Булыгин весь зазяб, вынимая из планшетки и кладя на стол конверт с фотографиями. Отряхнув руки, обернулся вполоборота к Истягину, скосив синие миндалины глаз.
Истягин придавил ладонью конверт, зажмурясь. Поуспокоилось дыхание. Подошел к «голландке», открыл дверку. Отвернувшись, не раскрывая конверта, бросил в огонь.
«Не роняет себя, а я упал. Пусть бы морду набил мне, чем унижать так», — вдруг опостылели Булыгину и Антон, и он сам.
Истягин выпрямился.
— Я до последней секунды все еще надеялся: ничего не было. То есть все было, но не было… Надеялся, не пойдешь до такой правды… понимаешь… я надеялся… уж теперь сам не знаю, на что надеялся…
— Тут была поставлена на карту ваша и моя честь. И правда!
— Надо же уродиться такими правдивыми… до подлости… я и ты. Уходи, Макс.
Булыгин почти вплотную — глаза в глаза — приблизил лицо к лицу Истягина.
— Признаюсь: не хочу лада в вашей жизни с ней. Недостоин ты ее. Понимаешь? Я бы все простил ей, вперед все простил. Нельзя не простить такой… и вообще: как жить в злобе, а? Эх, Антон Коныч, неважнецки ты ведешь себя.
Булыгин ушел, не простившись.
«Зачем я прогнал его? Сам же толкнул на подлость, а теперь святого из себя выламываю. А почему я-то так гнусно? Все из-за нее. Да и она ни при чем. Люблю я ее — вот в чем загвоздка. Никакие факты, никакая правда не перебьет — так и буду верить.

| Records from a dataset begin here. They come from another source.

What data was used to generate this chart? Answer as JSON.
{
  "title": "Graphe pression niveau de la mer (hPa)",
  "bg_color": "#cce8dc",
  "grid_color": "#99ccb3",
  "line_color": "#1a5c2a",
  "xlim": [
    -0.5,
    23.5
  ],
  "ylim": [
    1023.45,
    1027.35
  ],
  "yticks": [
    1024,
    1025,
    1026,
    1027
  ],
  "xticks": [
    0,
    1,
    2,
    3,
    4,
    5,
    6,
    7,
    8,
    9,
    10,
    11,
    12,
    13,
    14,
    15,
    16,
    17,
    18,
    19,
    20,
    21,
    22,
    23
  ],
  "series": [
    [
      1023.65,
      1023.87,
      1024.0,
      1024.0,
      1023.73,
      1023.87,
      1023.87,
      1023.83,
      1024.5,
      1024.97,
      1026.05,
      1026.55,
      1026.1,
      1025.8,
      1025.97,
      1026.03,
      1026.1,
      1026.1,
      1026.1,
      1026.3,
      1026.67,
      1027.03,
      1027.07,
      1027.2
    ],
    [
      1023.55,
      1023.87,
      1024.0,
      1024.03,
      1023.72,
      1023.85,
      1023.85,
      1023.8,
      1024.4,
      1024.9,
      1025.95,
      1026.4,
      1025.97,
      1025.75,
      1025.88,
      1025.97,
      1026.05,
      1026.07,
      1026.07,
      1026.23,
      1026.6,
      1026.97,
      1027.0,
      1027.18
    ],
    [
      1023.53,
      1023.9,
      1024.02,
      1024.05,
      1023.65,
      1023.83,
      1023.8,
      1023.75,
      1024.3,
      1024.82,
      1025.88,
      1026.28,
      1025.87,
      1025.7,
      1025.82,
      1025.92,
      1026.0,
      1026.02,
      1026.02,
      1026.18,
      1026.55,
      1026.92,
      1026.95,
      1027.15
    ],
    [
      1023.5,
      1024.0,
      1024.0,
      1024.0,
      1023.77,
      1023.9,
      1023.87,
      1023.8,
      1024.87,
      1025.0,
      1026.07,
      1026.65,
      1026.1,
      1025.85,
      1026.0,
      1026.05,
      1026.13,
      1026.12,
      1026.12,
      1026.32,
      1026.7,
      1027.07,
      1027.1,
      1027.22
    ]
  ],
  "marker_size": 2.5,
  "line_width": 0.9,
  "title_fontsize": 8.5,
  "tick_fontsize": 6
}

Макса надо вернуть, прощения попросить. А зачем? Хватит, нагляделись в грязные лужи», — думал Истягин.
Радость близости со Светаевым исчезала для Серафимы вместе с исчезновением тайны этой близости. В скрытости и состояло необыкновенное воровское наслаждение, казалось, открытое лишь ею, Серафимой.
Наслаждение вперемешку с испугом и острым любопытством испытывала она, пока не появился Истягин. Со смешанным чувством жалости, сострадания и желания удивить Истягина она вызывающе призналась в измене, а сама совсем не готова была к столь же внезапному поступку с его стороны: легко, даже с каким-то вдохновением уступил ее Светаеву. Вот уж не подозревала, что обыденная натура (правда, неуправляемая) способна на такой отчаянный шаг. «Хотя что ж, посредственные жестоки с умными по чувству зависимости от них», — думала она, и думы эти ничего не разъясняли, даже не успокаивали самообманом, а лишь больше запутывали и расстраивали в запутанном и относительно привычном в ее жизни со Светаевым.